English · Русский
A reproducible, multi-tool benchmark for secret / credential detection in code, tickets, wikis, and logs. Honest by design: real + synthetic, leakage-safe, stratified by difficulty, multilingual, and not rigged toward any tool. Ships a runnable leaderboard across Prowl, gitleaks, TruffleHog, detect-secrets, DeepSecrets, and DeepPass2.
Datasheet follows Datasheets for Datasets (Gebru et al.). Version 2.0.
Part of Prowl, a high-precision secret scanner. The cases are also
published as a Hugging Face dataset config:
Podric/prowl-secrets-corpus.
git clone https://github.com/Lercas/prowlbench && cd prowlbench
# score any scanner against the 24,603 cases (run the tool you want to compare)
python run_prowlbench.py --tools gitleaks,trufflehog,detect-secrets,deepsecrets
# to reproduce Prowl's own rows you need the prowl binary on PATH (build from the main repo)
# and, for the 3-way config, the encoder from Hugging Face:
PROWL_ENCODER=/path/to/prowl-secret-encoder python run_prowlbench.py --tools prowl-3wayprowlbench.jsonl is the case set (one JSON object per line: id, text, label, type, tier, source, lang, origin, span). run_prowlbench.py runs each tool as a real subprocess and writes
prowlbench_leaderboard.json. The reproduction/ scripts rebuild the benchmark and the ensemble
analysis from the training corpus. They require that corpus
(Podric/prowl-secrets-corpus) and the
main repo's src/ on PYTHONPATH; the runner and the cases above do not.
Existing secret scanners are evaluated on each vendor's private set or a handful of hand-picked cases, so numbers aren't comparable and false-positive behaviour (the #1 cause of alert fatigue) is under-measured. ProwlBench is a single, public, balanced test set with a documented protocol and a multi-tool leaderboard, so detection quality (especially precision on hard negatives) can be compared apples-to-apples.

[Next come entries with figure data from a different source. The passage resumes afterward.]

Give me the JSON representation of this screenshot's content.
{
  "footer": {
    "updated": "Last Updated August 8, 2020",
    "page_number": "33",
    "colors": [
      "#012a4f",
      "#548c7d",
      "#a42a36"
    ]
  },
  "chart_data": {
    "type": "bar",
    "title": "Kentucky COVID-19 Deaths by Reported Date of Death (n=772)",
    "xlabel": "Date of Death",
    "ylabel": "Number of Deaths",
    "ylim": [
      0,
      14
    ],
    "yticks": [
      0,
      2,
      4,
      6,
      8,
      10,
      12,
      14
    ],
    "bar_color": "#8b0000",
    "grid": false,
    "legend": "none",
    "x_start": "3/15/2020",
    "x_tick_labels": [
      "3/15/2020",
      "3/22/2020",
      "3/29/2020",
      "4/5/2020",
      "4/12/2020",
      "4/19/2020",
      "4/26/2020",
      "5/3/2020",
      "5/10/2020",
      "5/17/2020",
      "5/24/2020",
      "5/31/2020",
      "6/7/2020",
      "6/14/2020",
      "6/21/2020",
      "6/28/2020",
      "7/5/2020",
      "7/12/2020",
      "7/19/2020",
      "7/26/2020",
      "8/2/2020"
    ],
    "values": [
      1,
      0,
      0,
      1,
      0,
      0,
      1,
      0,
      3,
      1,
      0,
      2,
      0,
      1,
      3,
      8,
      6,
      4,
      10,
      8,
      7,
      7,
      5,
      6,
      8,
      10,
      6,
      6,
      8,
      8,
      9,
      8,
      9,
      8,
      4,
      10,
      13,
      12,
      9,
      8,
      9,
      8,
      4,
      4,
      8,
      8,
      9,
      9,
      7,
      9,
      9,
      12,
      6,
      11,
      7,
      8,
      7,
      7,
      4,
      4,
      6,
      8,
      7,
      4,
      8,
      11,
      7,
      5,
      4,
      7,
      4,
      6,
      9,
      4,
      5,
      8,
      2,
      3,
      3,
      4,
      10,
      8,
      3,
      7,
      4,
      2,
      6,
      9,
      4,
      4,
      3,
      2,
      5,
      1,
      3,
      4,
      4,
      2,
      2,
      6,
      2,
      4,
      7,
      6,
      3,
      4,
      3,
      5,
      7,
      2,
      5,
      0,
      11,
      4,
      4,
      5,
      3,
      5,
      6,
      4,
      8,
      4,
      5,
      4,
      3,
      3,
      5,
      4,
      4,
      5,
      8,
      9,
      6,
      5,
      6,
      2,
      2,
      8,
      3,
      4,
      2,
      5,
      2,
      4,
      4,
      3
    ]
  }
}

24,603 labelled snippets, each: {id, text, label, type, tier, source, lang, origin, span}.
| Axis | Breakdown |
|---|---|
| Label | 16,552 positive (contains a secret) / 8,051 negative |
| Difficulty tier | T1 structured 7,033 (AWS/GitHub/Stripe/JWT/PEM...) · T2 generic-context 3,519 (api_key/password=) · T3 free-form & multilingual 6,000 (passwords in prose, non-English) · T4 hard-negative 8,051 (the false-positive suite) |
| Source | code 9,732 · confluence 4,621 · jira 4,521 · log 3,769 · slack 1,960 |
| Language | en + fr/ja/ru/zh/de/es/it and other non-Latin (multilingual passwords in prose) |
| Origin | augmented (diversity-augmentation, held out by origin) · synthetic (format/checksum-correct generated) · real (CredData-obfuscated + HF PII, held out by origin) · curated (hand-verified adversarial) |
| Types | 26 secret types + ~20 negative classes (see the taxonomy) |
Exact counts: prowlbench_stats.json.
- T1 structured: has a checksum or distinctive prefix; a good scanner should get ~all of these.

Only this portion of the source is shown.